His Little League coach was effusive in his praise.
“His physical skills were tremendous,” Kevin Kavanagh said in the “Before the Bigs: Mike Trout” documentary. “He was fast as lightning. He could hit the ball a ton. He could throw like there was no tomorrow, and he just knew things. When he was on the field as a 9-year-old, he knew things the 12-year-olds didn’t know.
“As a 9-year-old, I’ve always said he was one the five best players in the league. As a 10-year-old, he was one of the two best. Then at 11 and 12 he was a man among boys. The nicest thing about him was that he was such a nice kid. He was so much better than everybody else and yet was still a super sweet, nice kid.”
And still is.
A proposal written in the heavens:
In the summer of 2016, Mike Trout, an amateur meteorologist, presumably made sure there were clear skies—for obvious reasons—when he proposed to his high school sweetheart, Jessica Cox.
“Will you marry me Jess?” was written on a beautiful blue canvas by a skywriter.
“She said yes!!!” Trout wrote on Instagram.
“I’m so excited to finally be able to officially call this amazing man my fiancé!” Jessica wrote on Instagram.
A match made in heaven.
Peer pressure led to change in hairstyle:
In 2014, Mike Trout commented on Instagram about rocking the same haircut ever since he was a baby. It was the same old buzz cut.
Well, that changed during the 2016 season when he shed his trademark flat-top haircut and grew it out longer on top, much like he does today.
“Some of my teammates were complaining that I had the same buzz cut since third grade,” Trout told ESPN’s Jerry Crasnick in February 2017. “When [Jered] Weaver was here, he has long hair, obviously, and a couple other guys were growing it out. I was like, ‘Hey, maybe I should try it.’ Jess liked it, so I decided to keep it.”
Photo: Sean M. Haffey/Getty Images
A wedding day celebration:
Mike Trout married his high school sweetheart Jessica Cox in December 2017 on the same day the Angels announced the signing of two-way player Shohei Ohtani from Japan.

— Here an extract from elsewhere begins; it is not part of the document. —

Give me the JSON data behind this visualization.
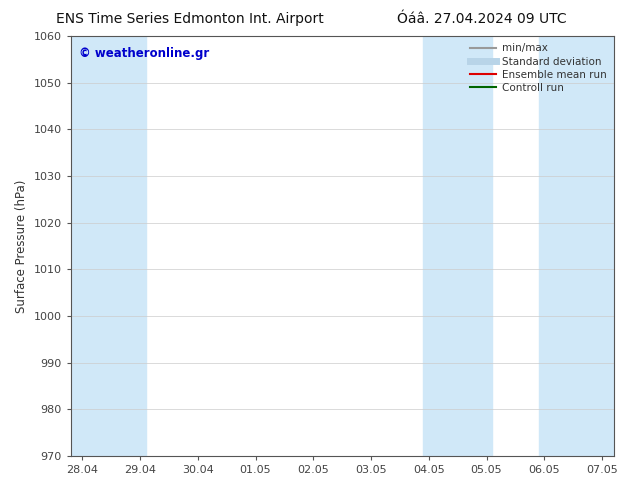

“From this day forward, you shall not walk alone,” Trout wrote on Twitter. “My heart will be your shelter, and my arms will be your home. I love you, my WIFE!”
Mrs. Trout called the weekend “pure magic,” and she wasn’t referring to Ohtani’s signing.
Trout proves he can fish, too:
Mike Trout and company went deep to reel in an estimated 500-pound goliath grouper while on vacation in Key West, Fla., in January 2013.
Jessica, Trout’s girlfriend at the time, wrote on Twitter, “I’d say it was a good day fishing!”
Since it’s not legal to keep goliath grouper, the fish was released.